There is a nursery rhyme charm to the songs that work on the album, but the songs that don’t work just end up sounding childish. ‘You Must Be Out Of Your Mind’, one of the better songs on the record, echoes the blissful folk of Joni Mitchell, just with a bitter, jagged edge to it. But with ‘Interlude’, the band displays the one step forward, two steps back predicament that plagues ‘Realism’; one where a good song is rapidly followed by a couple of cast-offs that derail any positive momentum the record has going for it. ‘We Are Having A Hootenanny’ is a bit of a lark, and is a nod to the folky inspiration of the album, but ultimately lacks any real depth to be memorable. ‘I Don’t Know What To Say’ is a strong example of the uncomplicated, simple songs that Merritt is best at, and it’s a tender, wistful track that wisely keeps from being saccharine. ‘The Dolls’ Tea Party’ is a continuation of Claudia Gonson’s acerbic attack on the ‘California Girls’ that began on Distortion, but while that song was backed with a raucous JAMC melody, ‘Tea Party’ is backed with a music-box ditty and a tuba, which while novel and inventive, proves to be merely jejune and ultimately robs the tune of any lyrical impact.

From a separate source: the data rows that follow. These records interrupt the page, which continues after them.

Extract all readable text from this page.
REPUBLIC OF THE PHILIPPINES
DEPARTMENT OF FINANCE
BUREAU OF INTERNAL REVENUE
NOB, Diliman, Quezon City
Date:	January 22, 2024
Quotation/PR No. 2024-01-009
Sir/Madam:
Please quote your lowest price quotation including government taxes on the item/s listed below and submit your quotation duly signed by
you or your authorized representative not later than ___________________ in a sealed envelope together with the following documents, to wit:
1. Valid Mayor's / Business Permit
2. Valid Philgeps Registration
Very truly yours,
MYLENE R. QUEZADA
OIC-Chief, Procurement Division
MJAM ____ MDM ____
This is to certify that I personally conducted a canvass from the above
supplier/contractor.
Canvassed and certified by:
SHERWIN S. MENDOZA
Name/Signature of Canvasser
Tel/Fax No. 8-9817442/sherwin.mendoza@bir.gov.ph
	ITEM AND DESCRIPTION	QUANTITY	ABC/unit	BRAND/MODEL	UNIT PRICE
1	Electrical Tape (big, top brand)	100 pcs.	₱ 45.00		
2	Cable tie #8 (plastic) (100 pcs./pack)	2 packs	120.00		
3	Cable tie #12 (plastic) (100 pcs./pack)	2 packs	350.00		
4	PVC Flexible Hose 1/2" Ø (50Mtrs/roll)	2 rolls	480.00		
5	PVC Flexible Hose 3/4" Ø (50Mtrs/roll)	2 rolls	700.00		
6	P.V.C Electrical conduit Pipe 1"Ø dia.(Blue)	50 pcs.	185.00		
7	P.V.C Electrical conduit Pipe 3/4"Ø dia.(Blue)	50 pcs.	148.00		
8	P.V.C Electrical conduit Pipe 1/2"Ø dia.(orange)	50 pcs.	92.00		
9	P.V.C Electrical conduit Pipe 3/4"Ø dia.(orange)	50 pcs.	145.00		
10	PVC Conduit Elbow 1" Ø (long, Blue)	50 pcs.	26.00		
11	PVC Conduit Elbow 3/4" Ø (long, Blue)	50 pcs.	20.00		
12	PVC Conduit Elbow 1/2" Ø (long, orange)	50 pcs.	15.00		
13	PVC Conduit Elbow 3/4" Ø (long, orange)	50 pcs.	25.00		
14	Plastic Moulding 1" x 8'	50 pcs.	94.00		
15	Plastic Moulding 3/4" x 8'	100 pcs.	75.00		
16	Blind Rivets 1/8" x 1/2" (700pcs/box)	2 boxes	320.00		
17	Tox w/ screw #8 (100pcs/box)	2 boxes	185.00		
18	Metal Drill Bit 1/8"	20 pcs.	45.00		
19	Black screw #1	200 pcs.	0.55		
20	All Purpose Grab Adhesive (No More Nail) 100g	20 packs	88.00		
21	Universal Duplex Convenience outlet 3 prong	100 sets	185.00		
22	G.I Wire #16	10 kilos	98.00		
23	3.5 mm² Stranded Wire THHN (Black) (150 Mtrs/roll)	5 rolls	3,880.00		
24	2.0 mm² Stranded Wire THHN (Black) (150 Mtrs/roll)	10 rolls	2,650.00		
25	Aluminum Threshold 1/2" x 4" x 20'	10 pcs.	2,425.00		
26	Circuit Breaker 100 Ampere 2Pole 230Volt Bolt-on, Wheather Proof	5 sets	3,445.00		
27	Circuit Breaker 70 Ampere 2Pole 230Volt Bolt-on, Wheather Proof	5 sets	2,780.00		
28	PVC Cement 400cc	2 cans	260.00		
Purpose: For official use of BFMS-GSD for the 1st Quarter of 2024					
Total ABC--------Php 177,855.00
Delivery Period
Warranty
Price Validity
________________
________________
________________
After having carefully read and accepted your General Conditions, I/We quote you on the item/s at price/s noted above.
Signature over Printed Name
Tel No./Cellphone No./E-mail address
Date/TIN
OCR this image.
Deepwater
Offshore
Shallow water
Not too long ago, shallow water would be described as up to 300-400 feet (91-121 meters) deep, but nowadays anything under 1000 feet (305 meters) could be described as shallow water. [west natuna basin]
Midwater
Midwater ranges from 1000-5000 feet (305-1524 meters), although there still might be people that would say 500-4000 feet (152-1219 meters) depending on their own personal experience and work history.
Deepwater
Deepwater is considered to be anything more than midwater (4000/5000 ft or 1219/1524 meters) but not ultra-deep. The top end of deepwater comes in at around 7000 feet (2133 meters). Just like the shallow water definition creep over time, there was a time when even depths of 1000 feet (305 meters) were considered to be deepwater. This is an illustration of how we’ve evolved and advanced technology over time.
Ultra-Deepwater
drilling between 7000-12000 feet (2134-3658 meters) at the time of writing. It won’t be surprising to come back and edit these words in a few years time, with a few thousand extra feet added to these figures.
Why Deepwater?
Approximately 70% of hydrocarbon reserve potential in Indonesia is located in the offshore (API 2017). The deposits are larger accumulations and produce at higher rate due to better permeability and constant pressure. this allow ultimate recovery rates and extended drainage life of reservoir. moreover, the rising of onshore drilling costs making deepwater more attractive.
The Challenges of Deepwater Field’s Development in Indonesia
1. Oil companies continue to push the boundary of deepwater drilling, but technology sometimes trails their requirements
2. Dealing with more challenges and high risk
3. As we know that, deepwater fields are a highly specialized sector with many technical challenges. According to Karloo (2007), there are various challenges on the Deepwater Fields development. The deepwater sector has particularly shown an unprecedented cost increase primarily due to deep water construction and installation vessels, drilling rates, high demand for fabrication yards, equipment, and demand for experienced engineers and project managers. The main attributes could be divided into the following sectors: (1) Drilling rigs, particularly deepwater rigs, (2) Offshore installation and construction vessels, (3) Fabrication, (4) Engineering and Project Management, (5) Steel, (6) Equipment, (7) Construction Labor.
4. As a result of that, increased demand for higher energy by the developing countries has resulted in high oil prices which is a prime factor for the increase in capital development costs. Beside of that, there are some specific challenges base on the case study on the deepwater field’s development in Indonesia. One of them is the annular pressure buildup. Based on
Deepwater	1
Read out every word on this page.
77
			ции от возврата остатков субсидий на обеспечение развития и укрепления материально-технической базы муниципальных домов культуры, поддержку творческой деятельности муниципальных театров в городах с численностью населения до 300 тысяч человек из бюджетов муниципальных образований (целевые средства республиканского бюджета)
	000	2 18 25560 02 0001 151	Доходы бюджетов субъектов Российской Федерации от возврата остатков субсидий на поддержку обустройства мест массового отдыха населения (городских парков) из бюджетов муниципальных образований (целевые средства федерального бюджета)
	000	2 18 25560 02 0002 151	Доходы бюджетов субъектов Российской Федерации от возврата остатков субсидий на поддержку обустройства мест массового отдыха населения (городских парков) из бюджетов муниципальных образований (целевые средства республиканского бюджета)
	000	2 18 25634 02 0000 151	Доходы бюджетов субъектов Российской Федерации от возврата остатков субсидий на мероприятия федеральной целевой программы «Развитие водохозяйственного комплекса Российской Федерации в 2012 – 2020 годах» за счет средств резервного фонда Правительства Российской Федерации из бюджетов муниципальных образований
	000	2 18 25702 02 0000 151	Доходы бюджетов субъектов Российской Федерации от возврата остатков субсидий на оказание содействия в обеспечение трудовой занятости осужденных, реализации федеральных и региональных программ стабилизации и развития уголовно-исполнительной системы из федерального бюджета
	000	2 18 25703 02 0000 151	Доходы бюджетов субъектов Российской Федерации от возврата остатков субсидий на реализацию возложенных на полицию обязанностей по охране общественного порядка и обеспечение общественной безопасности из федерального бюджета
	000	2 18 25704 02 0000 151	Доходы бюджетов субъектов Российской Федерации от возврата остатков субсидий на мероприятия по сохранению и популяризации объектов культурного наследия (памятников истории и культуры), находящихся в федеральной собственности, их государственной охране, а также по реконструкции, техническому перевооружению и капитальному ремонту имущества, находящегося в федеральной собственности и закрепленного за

‘Everything Is One Big Christmas Tree’ is simply an awful song, no matter what time of the year it is, and that’s before the song switches to German. It’s the low point of the album (and, perhaps, Merritt’s career), and causes one to question how much he truly cares about ‘Realism’ if a song like this can make the final cut. Thankfully ‘Walk A Lonely Road’ is a lovely, plaintive song, driven by Merritt’s jaunty mandolin, but again the momentum built up by that charming song is brought to a halt by ‘Always Already Gone’ which despite having some sweet sentiments, fails due to the off key vocals and distracting arrangements. ‘Seduced And Abandoned’ finds Merritt settling into his downtrodden, hard drinking lyrical persona, and it obviously suits him as he’s made a career out of playing the disregarded wallflower. The song proves to be humorous despite the heartbreaking subject matter (like a great deal of Merritt’s masterpieces), and features what could be the best (and most shocking) last line of a song ever. You can depend on Merritt for delivering a few verses per album that cause you to laugh out loud, and that is clearly one of them. But that ultimately is what is so disappointing with ‘Realism’; that lines like these are too few and far between, and the album suffers for it.

‘Better Things’ and ‘The Dada Polka’ are both poignant and sublime, and makes one wish that more of the record would be this affecting and emotive. It just seems like more care and time was taken with the songs that truly flourish, while the other unbalanced, tenuous numbers are just sketches that never fully materialise. ‘Painted Flower’ is a perfect example of this process; for while there are gorgeous strings and stirring lyrics layered throughout the brief number, it never coalesces into anything meaningful. And when the album closes with the grand, mournful dirge of ‘From A Sinking Boat’ you wonder if the song in any way encapsulates Merritt’s feelings about ‘Realism’, an album that appears majestic enough on the surface, but is full of holes and never quite floats right.